Ia menilai, potensi ekonomi cengkeh tidak hanya berasal dari bunga yang dipanen, tetapi juga dari daun yang dapat diolah jadi minyak atsiri bernilai jual tinggi.
“Daun cengkeh yang selama ini belum dimanfaatkan memiliki nilai ekonomi yang besar. Kita perlu dukungan perguruan tinggi dan dunia usaha agar potensi ini dapat dikembangkan menjadi sumber pendapatan baru bagi petani,” tutur Mahyeldi.

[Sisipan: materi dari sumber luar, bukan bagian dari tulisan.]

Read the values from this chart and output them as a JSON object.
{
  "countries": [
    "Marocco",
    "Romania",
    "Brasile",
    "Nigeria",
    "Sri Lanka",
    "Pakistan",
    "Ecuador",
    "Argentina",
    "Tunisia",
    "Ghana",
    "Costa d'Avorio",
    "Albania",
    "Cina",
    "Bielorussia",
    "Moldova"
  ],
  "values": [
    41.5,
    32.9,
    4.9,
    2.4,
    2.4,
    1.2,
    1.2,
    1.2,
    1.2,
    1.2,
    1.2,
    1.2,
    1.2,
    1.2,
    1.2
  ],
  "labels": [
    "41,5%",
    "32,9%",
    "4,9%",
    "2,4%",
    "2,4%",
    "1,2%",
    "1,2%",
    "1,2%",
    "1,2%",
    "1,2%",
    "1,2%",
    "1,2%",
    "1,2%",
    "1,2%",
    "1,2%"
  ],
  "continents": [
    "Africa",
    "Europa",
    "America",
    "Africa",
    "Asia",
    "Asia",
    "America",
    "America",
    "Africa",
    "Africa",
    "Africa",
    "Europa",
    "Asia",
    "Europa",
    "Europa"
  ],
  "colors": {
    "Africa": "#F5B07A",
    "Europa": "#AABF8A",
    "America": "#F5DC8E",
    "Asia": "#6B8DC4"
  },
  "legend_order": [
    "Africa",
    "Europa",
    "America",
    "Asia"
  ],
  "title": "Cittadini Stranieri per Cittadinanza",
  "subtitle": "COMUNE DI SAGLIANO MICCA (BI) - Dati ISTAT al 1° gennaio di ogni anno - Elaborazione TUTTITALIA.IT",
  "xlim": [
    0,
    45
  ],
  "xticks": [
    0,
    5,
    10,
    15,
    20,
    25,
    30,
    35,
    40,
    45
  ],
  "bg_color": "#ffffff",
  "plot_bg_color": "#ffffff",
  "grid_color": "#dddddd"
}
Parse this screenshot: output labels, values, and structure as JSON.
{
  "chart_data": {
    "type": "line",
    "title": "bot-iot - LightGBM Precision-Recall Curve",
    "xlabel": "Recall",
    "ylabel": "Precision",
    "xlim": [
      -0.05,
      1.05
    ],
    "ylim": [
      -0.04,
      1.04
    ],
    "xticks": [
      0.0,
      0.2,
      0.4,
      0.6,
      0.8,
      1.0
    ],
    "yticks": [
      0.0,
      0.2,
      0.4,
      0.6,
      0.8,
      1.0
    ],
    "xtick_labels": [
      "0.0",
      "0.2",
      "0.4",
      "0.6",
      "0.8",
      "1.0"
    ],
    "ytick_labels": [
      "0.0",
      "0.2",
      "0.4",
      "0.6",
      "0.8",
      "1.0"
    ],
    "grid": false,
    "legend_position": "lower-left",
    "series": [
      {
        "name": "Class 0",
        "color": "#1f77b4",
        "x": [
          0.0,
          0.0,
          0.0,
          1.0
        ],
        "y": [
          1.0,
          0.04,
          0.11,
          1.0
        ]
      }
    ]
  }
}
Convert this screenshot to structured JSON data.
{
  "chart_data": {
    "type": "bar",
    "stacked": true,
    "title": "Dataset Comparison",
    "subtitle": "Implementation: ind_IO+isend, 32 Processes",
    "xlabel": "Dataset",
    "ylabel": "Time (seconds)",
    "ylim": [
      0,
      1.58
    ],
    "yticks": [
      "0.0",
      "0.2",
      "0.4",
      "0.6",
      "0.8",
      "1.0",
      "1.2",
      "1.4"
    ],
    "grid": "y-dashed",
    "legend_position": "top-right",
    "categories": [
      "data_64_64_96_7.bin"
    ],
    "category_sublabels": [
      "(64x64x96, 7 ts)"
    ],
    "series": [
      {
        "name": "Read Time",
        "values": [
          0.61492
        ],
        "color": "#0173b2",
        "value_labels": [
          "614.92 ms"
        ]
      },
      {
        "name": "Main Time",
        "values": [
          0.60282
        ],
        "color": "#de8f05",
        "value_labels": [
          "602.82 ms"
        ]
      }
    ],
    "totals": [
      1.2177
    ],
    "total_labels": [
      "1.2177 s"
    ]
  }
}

Hal itu disampaikannya, saat menghadiri panen raya cengkeh di kawasan perkebunan seluas sekitar 400 hektare di Bukit Batu Agung, Jorong Subarang, Nagari Paninggahan, Kecamatan Junjung Sirih, Kabupaten Solok, Sabtu.
Dikesempatan itu, dia juga menegaskan, komoditas cengkeh masih menjadi salah satu sektor perkebunan unggulan yang memiliki prospek besar untuk meningkatkan kesejahteraan petani.

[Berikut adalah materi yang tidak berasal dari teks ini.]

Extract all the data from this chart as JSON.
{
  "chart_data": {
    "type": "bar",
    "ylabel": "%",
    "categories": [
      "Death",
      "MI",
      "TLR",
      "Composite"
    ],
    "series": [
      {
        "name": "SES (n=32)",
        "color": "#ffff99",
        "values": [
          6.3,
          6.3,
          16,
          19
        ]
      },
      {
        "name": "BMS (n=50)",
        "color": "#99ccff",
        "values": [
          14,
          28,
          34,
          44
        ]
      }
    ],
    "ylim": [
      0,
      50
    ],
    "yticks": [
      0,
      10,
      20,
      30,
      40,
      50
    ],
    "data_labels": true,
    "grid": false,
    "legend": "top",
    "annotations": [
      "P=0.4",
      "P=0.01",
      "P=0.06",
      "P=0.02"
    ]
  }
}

Karena itu, Pemerintah Provinsi Sumbar menyiapkan sejumlah langkah penguatan kawasan sentra cengkeh, mulai dari pembangunan sistem pengairan hingga jalan usaha tani.“Kita masih memiliki potensi tanaman cengkeh yang besar di Sumatera Barat, termasuk di Kabupaten Solok. Informasi dari kelompok tani menunjukkan hasil panen tahun ini jauh lebih baik dibandingkan tahun-tahun sebelumnya. Ini menjadi modal penting untuk terus kita kembangkan,” ujar Mahyeldi.

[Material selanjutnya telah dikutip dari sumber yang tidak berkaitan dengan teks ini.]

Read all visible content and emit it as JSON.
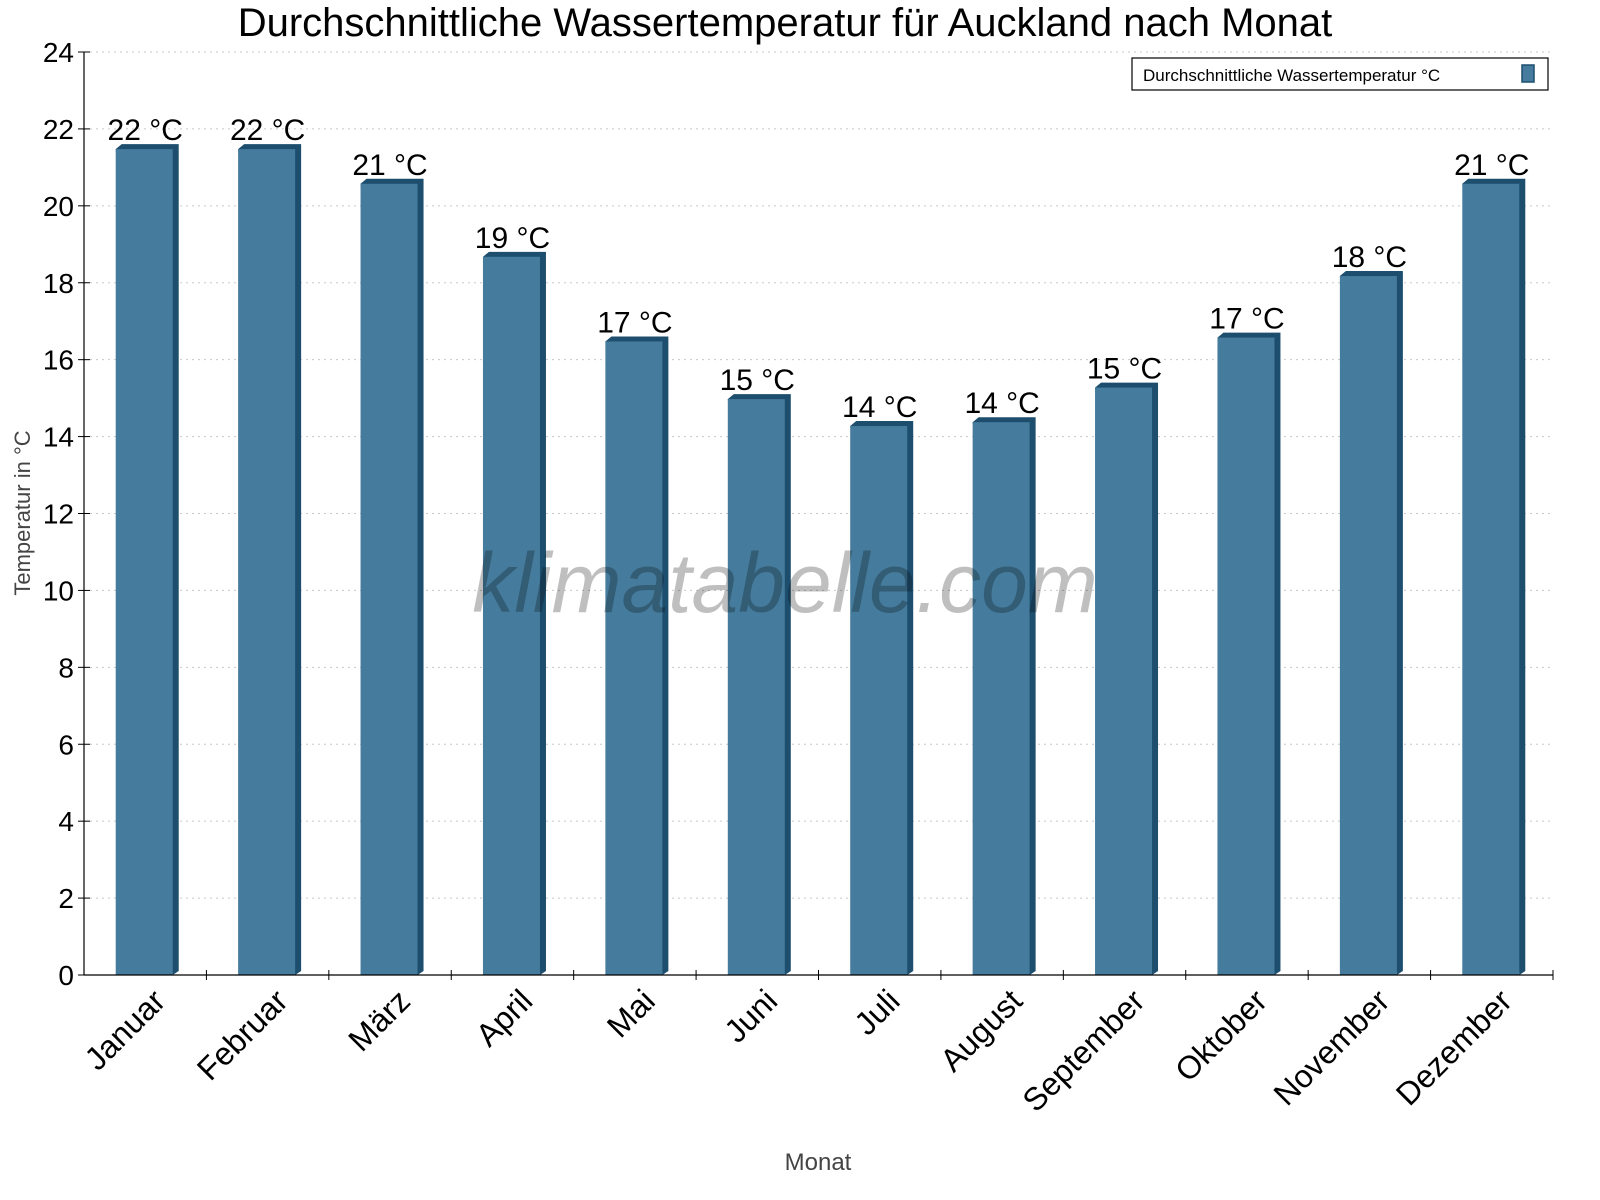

Menurutnya, peningkatan produktivitas harus diikuti dengan dukungan infrastruktur yang memadai. Salah satu kebutuhan utama yang menjadi perhatian pemerintah adalah ketersediaan air bagi tanaman cengkeh.
“Kebutuhan air tanaman harus dipastikan tersedia. Di kawasan ini terdapat potensi sumber air yang bisa dimanfaatkan melalui pembangunan jaringan pipa.”
“Jika kebutuhan air terpenuhi, produktivitas tanaman akan lebih terjaga dan pemupukan juga bisa dilakukan lebih optimal,” katanya.